By Donna Kemp Spangler
Deseret News staff writer

      Interior Secretary Gale Norton was in Utah on Thursday to encourage Olympic visitors to experience America's public lands.
      "Utah is now on the world stage," Norton told a small group of journalists at the Utah Media Center in Salt Lake City. "Here, visitors can see the natural treasures in the state, from the forested slopes of the snow-clad Wasatch Mountains to the red-rock wonders of Arches, Canyonlands, and Zion national parks."
      Norton is in Utah to attend Olympic opening ceremonies and some downhill skiing events. While here, she took the opportunity to announce a cooperative effort among state and federal agencies to boost tourism at parks. Tourism declined significantly after the Sept. 11 terror attacks on the World Trade Center and Pentagon.
      "Tourism was hard hit," Norton said. "My first trip after (Sept. 11) was to come to the Salt Lake airport and encourage people to get back into the air. And I'm pleased to see that the world has come out."
      Norton encouraged visitors to tour an exhibit called the "Western Experience" at Soldier Hollow, the Olympic venue for cross country and biathlon competitions. That exhibit — a cooperative effort by the Utah Division of Parks and Recreation, the U.S. Bureau of Land Management, the National Park Service and Northern Ute tribe — features log cabins, covered wagons, wild horses and American Indians in traditional dress.
      It's one example of the collaboration known as the America's Public Land coalition, a partnership of agencies that formed to focus on ways to draw more visitors to public lands.
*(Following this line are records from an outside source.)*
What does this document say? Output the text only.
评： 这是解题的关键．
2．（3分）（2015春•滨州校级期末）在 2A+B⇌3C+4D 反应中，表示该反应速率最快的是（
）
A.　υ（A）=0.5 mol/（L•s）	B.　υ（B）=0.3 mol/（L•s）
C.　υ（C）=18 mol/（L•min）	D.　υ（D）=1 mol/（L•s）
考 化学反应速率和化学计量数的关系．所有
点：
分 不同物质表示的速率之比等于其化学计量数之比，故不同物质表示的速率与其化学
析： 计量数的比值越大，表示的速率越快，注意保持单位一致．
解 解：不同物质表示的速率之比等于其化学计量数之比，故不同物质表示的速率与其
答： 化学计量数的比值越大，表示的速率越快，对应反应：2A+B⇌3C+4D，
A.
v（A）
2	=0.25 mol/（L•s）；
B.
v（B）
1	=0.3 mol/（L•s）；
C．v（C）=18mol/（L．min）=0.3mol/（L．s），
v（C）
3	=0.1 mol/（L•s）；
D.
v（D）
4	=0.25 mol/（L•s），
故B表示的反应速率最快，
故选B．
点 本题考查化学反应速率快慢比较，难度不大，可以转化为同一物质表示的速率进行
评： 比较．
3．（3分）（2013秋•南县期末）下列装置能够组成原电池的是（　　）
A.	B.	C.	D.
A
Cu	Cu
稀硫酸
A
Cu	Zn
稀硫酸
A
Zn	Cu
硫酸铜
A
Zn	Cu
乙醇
      Working together, the agencies developed an integrated approach to informing visitors about parks, refuges and recreational areas and their conservation.
      In Utah, more than three-fourths of the land base consists of public lands managed by the federal or state agencies. The tourism draw is a major part of the economy, she added. More than 17 million visitors annually spend upward of $4 billion in the state. About 9 million of those visitors come to national parks.
      Norton said she hoped the agencies' cooperation would continue.
      "This approach can be as great a legacy to Utah as the stadiums and ski resorts built for the Games," she said.